Hay unos cuantos bufidos entre la audiencia. Víctor, el experto, insiste, despiadado:

—En El Salvador controlan todos los autobuses públicos. Esperan en la parada, montan en el autobús y se llevan la recaudación, o parte de la recaudación. Los informes que nos llegan de allí dicen que se sacan doscientos mil pesos a la semana, solo del transporte público. Viven en el terror y proyectan terror. Se matan entre ellos, sin ningún problema. Está todo documentado. Uno se niega a asistir a una fiesta que da el otro y lo matan, así, porque sí. «Porque me ofendió». Incluso matan a sus propios jefes si no responden a las expectativas de la clica, que es, como llaman al grupo pequeño, la banda dentro de la mara.

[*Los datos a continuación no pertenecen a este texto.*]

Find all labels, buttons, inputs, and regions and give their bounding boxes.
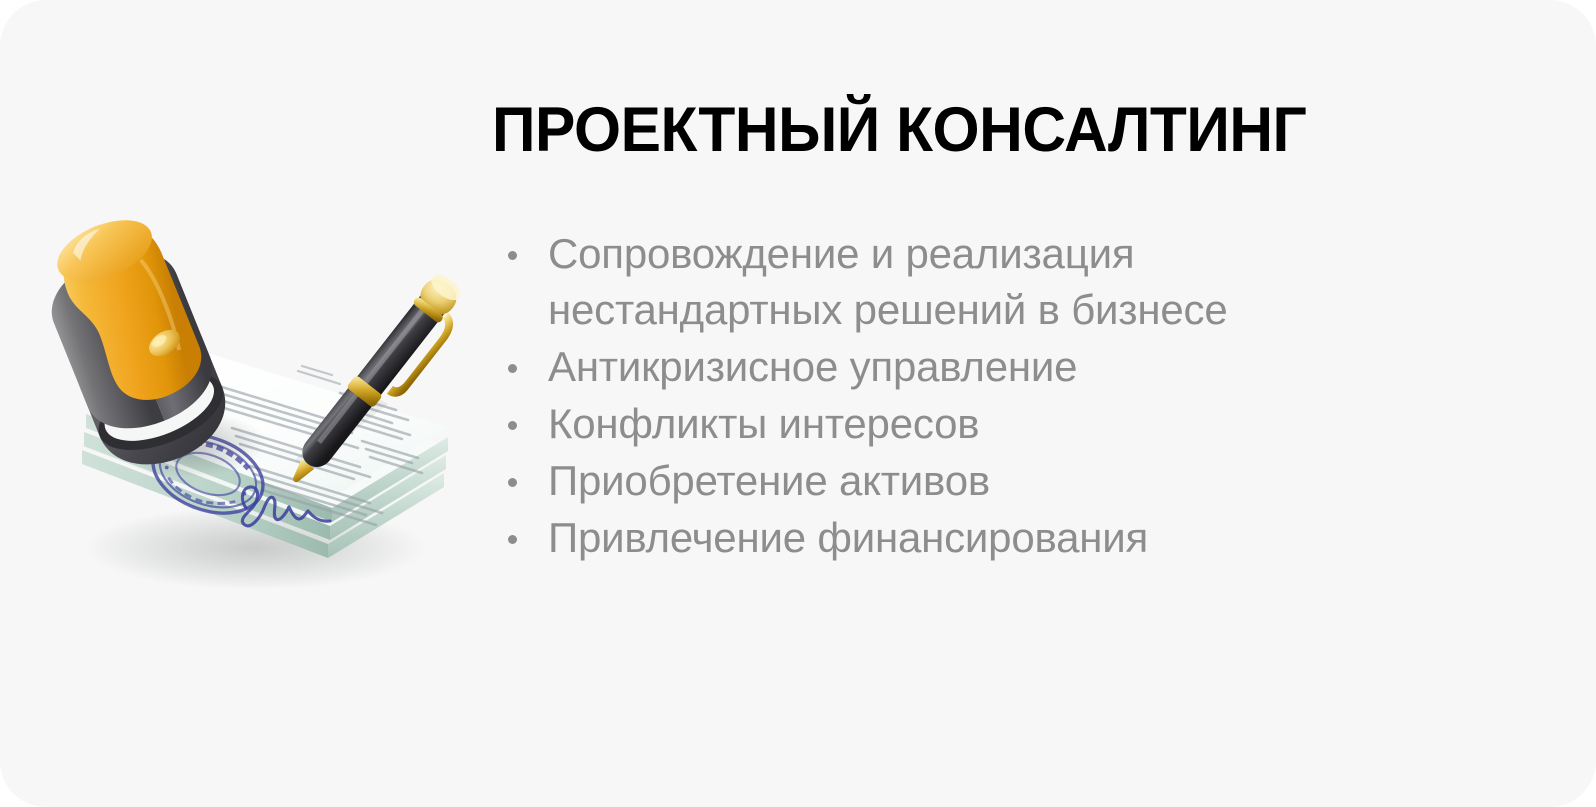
bullet-dot-icon	[508, 251, 517, 260]
list-item-label: Сопровождение и реализация нестандартных…	[548, 226, 1420, 338]
content-column: ПРОЕКТНЫЙ КОНСАЛТИНГ Сопровождение и реа…	[492, 96, 1492, 164]
list-item-label: Конфликты интересов	[548, 396, 1420, 452]
bullet-dot-icon	[508, 421, 517, 430]
slide-card: ПРОЕКТНЫЙ КОНСАЛТИНГ Сопровождение и реа…	[0, 0, 1596, 807]
list-item: Антикризисное управление	[500, 339, 1420, 395]
list-item: Привлечение финансирования	[500, 510, 1420, 566]
bullet-dot-icon	[508, 364, 517, 373]
bullet-dot-icon	[508, 535, 517, 544]
list-item-label: Привлечение финансирования	[548, 510, 1420, 566]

Interviene el comisario Moliné, frivolizando con sonrisa tranquilizadora:

—Pero tú los tienes bien controlados, ¿verdad, Víctor? —Todos sueltan una risa de alivio, liberadora de tensión—. Bueno, contamos contigo para que nos ayudes. Hay que hablar con sus representantes, si eso es posible. Tendrás contactos.

—Quizá no con sus jefes, que están en la sombra, pero sí con sus cabezas visibles, que andan por algunos parques y plazas de L’Hospitalet.

—¿Cuándo?

—Hoy muevo mis piezas y a ver si mañana podemos tener una entrevista.

—Pues lo dicho. —El comisario Novell se levanta y con él, la sesión—. Buscad a ese Joaquín Pardales. Descubrid en qué está metido, qué enemigos se ha buscado y qué amigos tiene. Averiguad también si se esconde. Y continuad hablando con el vecindario para ver qué más podéis sacar.

No se sabe cómo trasciende el nombre pero, en los titulares de los periódicos del día siguiente ya se hablará de la cabeza de la señora Esperanza.